The bank would almost seem innocuous. It’s meant to satisfy two goals: Help American businesses conduct transactions overseas and increase goodwill in developing parts of the world by helping poorer nations obtain vital items like farming equipment. Plus, the bank doesn’t cost taxpayers anything. It operates using the fees it collects from issuing loans. In the last fiscal year, the bank had a surplus of $675 million. And in the last decade, it has sent $6.9 billion in surplus to help lower the nation’s deficit.

But the bank drew the ire of a number of conservative and tea party groups who spent the last few years working to erode support for the bank in Congress. That opposition has been most recently led by Rep. Jeb Hensarling, R-Texas, chairman of the Financial Services Committee. With the power of the chair, Hensarling has refused to bring a bill that would reauthorize the bank -- or even one that would kill it -- up for a vote.

“Ex-Im is not only corporate welfare, it is corporate welfare for foreign companies and countries,” Hensarling said, in a statement praising the expiration of the bank. “There’s no doubt some U.S. companies receive a benefit from Ex-Im, but there’s also no doubt Ex-Im hurts other companies and their workers.”

Congress has grown accustomed to blowing past deadlines. It’s become an almost regular occurrence. So it’s no guarantee that just because this deadline has lapsed that the bank is dead for good. House Speaker John Boehner remains on board with renewing the bank, which means he could circumvent the conservatives and allow a vote. Reauthorization could also get attached to another piece of legislation, like the Highway Trust Fund Bill, which expires at the end of the month.

Plus, if put on the House floor, reauthorization would likely pass easily with all of the chamber’s Democrats supporting it. House Democrats have been using a procedural motion to try to force a vote on reauthorization -- a tactic that almost never produces the desired outcome.

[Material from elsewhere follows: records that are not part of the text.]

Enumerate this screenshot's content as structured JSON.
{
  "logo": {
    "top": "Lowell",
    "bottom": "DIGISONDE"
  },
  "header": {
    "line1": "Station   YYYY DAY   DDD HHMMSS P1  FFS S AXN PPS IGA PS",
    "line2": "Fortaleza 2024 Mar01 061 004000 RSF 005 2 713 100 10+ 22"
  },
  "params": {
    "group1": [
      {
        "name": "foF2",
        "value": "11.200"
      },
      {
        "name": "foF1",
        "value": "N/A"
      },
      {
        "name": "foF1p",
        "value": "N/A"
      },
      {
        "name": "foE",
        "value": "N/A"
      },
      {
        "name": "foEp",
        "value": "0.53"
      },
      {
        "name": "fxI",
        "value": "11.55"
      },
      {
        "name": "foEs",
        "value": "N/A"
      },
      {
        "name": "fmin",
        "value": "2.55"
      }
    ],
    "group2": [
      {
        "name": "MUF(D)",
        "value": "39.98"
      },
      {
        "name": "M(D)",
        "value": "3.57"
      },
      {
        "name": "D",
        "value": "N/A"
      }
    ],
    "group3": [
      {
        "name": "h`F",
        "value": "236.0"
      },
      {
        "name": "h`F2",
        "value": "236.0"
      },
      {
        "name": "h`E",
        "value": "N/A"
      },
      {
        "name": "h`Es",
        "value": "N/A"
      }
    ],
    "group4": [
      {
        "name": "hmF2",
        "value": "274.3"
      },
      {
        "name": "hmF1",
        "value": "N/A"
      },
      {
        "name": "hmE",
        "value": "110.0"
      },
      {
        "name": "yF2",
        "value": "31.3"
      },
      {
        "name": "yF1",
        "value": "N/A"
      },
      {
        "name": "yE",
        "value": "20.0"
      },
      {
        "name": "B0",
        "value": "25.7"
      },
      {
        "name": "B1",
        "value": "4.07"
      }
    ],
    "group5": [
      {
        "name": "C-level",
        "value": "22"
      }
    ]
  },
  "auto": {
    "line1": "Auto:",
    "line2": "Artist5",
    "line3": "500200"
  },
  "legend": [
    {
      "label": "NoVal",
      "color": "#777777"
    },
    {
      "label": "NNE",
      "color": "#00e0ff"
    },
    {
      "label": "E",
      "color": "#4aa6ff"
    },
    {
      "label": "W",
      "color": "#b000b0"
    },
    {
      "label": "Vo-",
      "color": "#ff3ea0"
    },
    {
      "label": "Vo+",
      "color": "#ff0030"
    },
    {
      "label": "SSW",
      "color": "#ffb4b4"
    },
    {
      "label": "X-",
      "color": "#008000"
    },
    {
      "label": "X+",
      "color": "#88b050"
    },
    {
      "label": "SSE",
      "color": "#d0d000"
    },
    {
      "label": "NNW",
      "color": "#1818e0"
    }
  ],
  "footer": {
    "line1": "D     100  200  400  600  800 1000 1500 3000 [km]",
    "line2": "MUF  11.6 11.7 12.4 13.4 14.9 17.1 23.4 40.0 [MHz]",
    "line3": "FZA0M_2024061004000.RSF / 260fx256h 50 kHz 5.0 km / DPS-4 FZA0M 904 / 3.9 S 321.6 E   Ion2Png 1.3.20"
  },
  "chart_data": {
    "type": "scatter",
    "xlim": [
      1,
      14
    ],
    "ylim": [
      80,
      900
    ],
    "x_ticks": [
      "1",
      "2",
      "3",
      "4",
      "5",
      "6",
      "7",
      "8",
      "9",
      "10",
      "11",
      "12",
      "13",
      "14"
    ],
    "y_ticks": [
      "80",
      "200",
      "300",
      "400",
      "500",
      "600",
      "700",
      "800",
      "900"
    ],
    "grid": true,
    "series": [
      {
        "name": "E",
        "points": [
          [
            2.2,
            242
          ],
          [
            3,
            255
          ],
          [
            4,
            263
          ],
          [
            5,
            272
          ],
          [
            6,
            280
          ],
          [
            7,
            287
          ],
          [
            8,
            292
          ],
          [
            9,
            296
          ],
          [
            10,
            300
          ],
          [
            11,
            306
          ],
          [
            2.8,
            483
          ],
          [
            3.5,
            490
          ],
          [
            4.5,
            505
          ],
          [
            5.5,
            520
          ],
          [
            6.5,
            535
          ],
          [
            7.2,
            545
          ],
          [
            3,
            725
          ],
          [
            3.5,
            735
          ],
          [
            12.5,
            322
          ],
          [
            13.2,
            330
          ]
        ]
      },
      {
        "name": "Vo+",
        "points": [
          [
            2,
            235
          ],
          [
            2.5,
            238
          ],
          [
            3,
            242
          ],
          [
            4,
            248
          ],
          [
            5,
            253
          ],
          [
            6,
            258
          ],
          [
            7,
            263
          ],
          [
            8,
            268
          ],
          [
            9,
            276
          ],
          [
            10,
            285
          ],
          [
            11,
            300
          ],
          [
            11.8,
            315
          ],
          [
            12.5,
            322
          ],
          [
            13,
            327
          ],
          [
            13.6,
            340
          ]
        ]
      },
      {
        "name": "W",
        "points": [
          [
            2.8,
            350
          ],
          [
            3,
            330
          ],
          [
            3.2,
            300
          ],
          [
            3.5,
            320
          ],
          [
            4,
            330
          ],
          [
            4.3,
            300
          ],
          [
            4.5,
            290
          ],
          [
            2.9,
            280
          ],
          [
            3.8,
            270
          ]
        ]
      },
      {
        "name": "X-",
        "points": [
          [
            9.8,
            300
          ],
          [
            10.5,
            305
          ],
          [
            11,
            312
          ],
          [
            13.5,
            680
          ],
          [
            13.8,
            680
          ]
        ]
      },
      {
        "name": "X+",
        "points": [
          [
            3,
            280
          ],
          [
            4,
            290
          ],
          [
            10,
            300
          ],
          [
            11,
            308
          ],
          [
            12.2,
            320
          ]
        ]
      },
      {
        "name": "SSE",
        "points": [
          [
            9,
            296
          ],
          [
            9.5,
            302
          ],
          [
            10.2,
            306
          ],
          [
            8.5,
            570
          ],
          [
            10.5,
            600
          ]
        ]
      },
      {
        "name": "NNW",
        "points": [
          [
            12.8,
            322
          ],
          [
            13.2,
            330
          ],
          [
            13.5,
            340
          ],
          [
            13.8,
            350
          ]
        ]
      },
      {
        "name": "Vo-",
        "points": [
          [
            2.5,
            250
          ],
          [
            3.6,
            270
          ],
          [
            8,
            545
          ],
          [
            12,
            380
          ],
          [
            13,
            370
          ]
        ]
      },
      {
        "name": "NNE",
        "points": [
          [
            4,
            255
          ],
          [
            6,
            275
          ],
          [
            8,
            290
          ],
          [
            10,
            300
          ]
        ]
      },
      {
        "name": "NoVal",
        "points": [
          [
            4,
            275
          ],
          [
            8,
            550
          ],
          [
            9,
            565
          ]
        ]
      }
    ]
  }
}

“Instead of standing with American manufacturers, small businesses, and workers trying to export their goods overseas, the Republican Congress is trying to shut down the Export-Import Bank,” House Minority Leader Nancy Pelosi said in a statement. “Just since 2007, the Bank has created or sustained 1.5 million American jobs at no cost to taxpayers. Yet, Republicans voted four times in recent months to block an extension of the Bank’s charter.”